Je vais prendre l'exemple de Phenix pour lister des actions que l'on peut mettre en place, qui n'ont l'air de rien, mais qui sont le début d'une prise de conscience générale.

Par exemple, tous nos salariés sont équipés en ordinateurs et en téléphones reconditionnés. Notre mobilier a été produit dans un ESAT, favorisant le réemploi et l'insertion. Nous avons mis en place une indemnité kilométrique pour inciter aux modes de déplacement doux, et nous avons banni l'avion pour les déplacements intérieurs.

Au bureau, nous faisons le tri, nous avons banni le café en capsules, les gobelets et les bouteilles en plastique. Cela peut paraître basique, mais ces actions sont des points de départ intéressants pour beaucoup d'entreprises.

En plus, nous avons choisi de privilégier des prestataires et sous-traitants en accord avec nos valeurs, notamment pour l'énergie et les services bancaires ; cela fait partie de notre politique d'achat responsable.

J'ajoute qu'il est essentiel d'être vigilant sur les indicateurs sociaux comme l'insertion, la diversité, l'égalité hommes-femmes. Les indicateurs environnementaux ne sont pas les seuls auxquels il faut être attentif !

Quels conseils donneriez-vous à un entrepreneur qui souhaite créer son entreprise à impact ?
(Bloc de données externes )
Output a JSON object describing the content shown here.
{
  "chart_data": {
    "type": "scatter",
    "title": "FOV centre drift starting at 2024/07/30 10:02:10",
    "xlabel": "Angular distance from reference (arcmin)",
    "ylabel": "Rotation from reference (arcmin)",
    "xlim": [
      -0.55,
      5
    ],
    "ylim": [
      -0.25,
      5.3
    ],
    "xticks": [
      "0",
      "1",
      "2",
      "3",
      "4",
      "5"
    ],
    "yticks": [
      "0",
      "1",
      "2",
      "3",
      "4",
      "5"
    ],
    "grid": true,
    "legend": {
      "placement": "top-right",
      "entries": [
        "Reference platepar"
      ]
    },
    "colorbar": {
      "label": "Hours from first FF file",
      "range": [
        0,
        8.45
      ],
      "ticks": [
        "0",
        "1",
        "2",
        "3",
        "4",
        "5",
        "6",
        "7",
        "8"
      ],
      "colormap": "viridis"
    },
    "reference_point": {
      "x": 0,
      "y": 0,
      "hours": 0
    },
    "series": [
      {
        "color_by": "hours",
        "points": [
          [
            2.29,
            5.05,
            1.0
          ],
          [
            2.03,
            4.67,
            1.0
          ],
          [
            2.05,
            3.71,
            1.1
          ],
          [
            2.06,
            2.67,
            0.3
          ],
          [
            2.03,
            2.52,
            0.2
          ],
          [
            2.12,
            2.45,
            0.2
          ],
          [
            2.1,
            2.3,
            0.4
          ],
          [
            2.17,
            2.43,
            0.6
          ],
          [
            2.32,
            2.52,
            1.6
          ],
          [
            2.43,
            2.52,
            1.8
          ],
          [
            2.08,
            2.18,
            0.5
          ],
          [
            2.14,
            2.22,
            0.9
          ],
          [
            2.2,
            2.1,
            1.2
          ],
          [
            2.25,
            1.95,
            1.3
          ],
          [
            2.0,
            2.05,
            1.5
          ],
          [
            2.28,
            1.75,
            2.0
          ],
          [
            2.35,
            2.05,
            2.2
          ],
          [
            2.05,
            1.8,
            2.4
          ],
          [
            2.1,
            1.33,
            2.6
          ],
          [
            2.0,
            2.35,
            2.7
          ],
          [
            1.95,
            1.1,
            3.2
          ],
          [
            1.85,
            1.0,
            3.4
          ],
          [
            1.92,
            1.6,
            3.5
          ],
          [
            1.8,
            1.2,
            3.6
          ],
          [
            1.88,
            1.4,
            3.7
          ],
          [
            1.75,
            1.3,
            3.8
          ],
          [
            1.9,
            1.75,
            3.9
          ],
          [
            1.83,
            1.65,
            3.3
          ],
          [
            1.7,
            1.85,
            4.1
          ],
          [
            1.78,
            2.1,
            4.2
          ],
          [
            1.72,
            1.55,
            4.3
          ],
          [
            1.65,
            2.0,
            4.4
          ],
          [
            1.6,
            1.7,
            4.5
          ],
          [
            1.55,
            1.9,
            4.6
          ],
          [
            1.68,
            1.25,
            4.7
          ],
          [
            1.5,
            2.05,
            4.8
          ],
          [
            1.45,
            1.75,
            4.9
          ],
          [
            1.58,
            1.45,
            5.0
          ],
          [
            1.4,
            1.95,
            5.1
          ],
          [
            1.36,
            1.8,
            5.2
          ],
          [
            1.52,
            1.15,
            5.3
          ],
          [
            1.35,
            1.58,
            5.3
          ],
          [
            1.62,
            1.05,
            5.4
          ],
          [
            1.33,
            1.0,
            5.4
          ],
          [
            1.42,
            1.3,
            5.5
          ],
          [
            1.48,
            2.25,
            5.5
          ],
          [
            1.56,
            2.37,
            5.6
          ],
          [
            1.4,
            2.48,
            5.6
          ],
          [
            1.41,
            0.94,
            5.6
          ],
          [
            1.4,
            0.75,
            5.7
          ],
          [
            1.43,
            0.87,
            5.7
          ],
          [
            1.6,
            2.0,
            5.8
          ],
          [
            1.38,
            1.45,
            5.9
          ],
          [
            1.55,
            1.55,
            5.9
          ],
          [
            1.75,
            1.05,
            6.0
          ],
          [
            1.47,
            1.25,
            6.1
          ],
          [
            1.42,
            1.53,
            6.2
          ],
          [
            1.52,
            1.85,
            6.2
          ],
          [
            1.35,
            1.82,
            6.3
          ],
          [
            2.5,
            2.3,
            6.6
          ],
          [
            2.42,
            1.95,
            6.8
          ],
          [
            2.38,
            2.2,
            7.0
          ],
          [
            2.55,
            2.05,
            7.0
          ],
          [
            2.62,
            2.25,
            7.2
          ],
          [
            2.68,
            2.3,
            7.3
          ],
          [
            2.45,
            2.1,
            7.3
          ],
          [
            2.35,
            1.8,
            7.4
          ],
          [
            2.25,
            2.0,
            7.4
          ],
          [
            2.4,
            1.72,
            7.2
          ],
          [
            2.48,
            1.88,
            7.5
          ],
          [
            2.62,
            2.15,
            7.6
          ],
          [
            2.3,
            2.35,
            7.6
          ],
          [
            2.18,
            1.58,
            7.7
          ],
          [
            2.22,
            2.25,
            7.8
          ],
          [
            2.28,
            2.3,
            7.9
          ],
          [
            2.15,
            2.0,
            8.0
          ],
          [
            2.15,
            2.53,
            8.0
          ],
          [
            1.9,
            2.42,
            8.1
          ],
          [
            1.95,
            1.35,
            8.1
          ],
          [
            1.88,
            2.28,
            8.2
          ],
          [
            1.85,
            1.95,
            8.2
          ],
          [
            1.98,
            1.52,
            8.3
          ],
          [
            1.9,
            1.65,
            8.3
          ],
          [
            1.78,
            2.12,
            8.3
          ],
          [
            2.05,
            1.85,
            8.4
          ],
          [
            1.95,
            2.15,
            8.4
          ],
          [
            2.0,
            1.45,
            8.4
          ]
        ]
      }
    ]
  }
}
Comme pour toute création d'entreprise, il faut avant tout bien s'entourer, bien choisir ses statuts, et penser rapidement au partage de la gouvernance et de la valeur. Le mécanisme de partage de la valeur doit être prévu dès le départ dans les statuts.

Je conseillerais aussi de mettre en place rapidement un comité d'impact ou un comité de mission si on veut faire une entreprise à mission, et d'aller assez rapidement sur la voie des labels comme B Corp. Dès la création de l'entreprise, il faut veiller à mettre en cohérence les prestataires et les fournisseurs avec les valeurs que l'on porte.

Enfin, il est important d'être très vigilant sur les premiers employés recrutés : ce sont eux qui feront la colonne vertébrale de l'entreprise et son ADN. Il faut donc prendre des personnes engagées, qui sont là pour les bonnes raisons.

Quel avenir imaginez-vous pour l'entreprise à impact ?

Je pense que les entrepreneurs engagés ont montré en pionniers qu'un autre modèle d'entreprise était possible, et l'ont poussé à l'échelle, ce qui a contribué à leur crédibilisation. La prochaine étape, c'est de parvenir à embarquer de grandes entreprises dans cette réflexion.

Certaines l'ont compris et ont déjà rejoint le mouvement, mais nous devons continuer à convaincre plus d'entreprises de porter ce modèle.
De la même façon, l'un des enjeux est de réussir à toucher les TPE et PME éloignées de l'écosystème des startups parisiennes, et qu'elles rejoignent le mouvement. Pour que ce nouveau modèle s'impose et devienne dominant, il faut que l'on puisse embarquer des entreprises traditionnellement loin de nos bases, et moins sensibilisées aux enjeux de RSE.